Split-year treatment can divide your year of departure into a UK part and an overseas part, so that income and gains arising in the overseas part may fall outside UK tax. That can make it tempting to delay the distribution until after you leave. The catch is the temporary non-residence rule. If you are non-resident for five years or fewer and then return to the UK, certain income and gains that arose while you were away are taxed as if they arose in the year you came back. Distributions from close companies are specifically caught, and from 6 April 2026 the charge applies to such distributions whether they come from profits earned before or after you left. So a capital distribution you take from your own company while temporarily non-resident can be charged to UK tax on your return: leaving, taking the money, and coming back within five years does not escape the charge.
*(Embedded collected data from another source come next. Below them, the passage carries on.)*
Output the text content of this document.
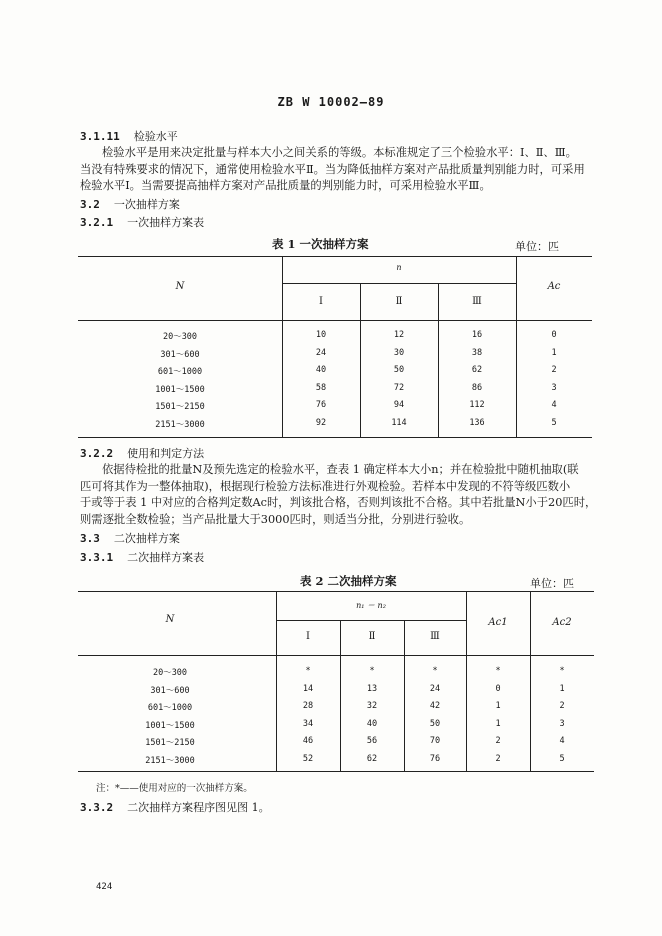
ZB W 10002—89
3.1.11 检验水平
检验水平是用来决定批量与样本大小之间关系的等级。本标准规定了三个检验水平：Ⅰ、Ⅱ、Ⅲ。
当没有特殊要求的情况下，通常使用检验水平Ⅱ。当为降低抽样方案对产品批质量判别能力时，可采用
检验水平Ⅰ。当需要提高抽样方案对产品批质量的判别能力时，可采用检验水平Ⅲ。
3.2 一次抽样方案
3.2.1 一次抽样方案表
表 1 一次抽样方案	单位：匹
N
n
Ⅰ	Ⅱ	Ⅲ
Ac
20～300	10	12	16	0
301～600	24	30	38	1
601～1000	40	50	62	2
1001～1500	58	72	86	3
1501～2150	76	94	112	4
2151～3000	92	114	136	5
3.2.2 使用和判定方法
依据待检批的批量N及预先选定的检验水平，查表 1 确定样本大小n；并在检验批中随机抽取(联
匹可将其作为一整体抽取)，根据现行检验方法标准进行外观检验。若样本中发现的不符等级匹数小
于或等于表 1 中对应的合格判定数Ac时，判该批合格，否则判该批不合格。其中若批量N小于20匹时，
则需逐批全数检验；当产品批量大于3000匹时，则适当分批，分别进行验收。
3.3 二次抽样方案
3.3.1 二次抽样方案表
表 2 二次抽样方案	单位：匹
N
n₁ ＝ n₂
Ⅰ	Ⅱ	Ⅲ
Ac1	Ac2
20～300	*	*	*	*	*
301～600	14	13	24	0	1
601～1000	28	32	42	1	2
1001～1500	34	40	50	1	3
1501～2150	46	56	70	2	4
2151～3000	52	62	76	2	5
注：*——使用对应的一次抽样方案。
3.3.2 二次抽样方案程序图见图 1。
424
This creates a genuine planning question rather than a simple answer. If your move abroad is permanent, or you will be away for more than five complete tax years, the temporary non-residence rule should not apply and the picture is cleaner. If your move might be shorter, or you are not yet sure, taking a large capital distribution after departure carries the risk of a UK charge crystallising when you return. For many people leaving the UK, it is simpler and safer to complete the closure and take the distribution while still UK resident, lock in BADR, and pay a known amount, rather than gamble on a non-residence position that the temporary non-residence rule may unwind.
There is no single right answer, because it depends on the size of the reserves, your destination country and its own tax on the distribution, how long you intend to be away, and whether a double tax treaty reallocates taxing rights. Mapping the closure against your statutory residence test position, your split-year date, and the five-year temporary non-residence window is precisely the kind of cross-border timing work a fixed-fee specialist can scope up front, so you know the tax cost before you sign the DS01 or instruct a liquidator.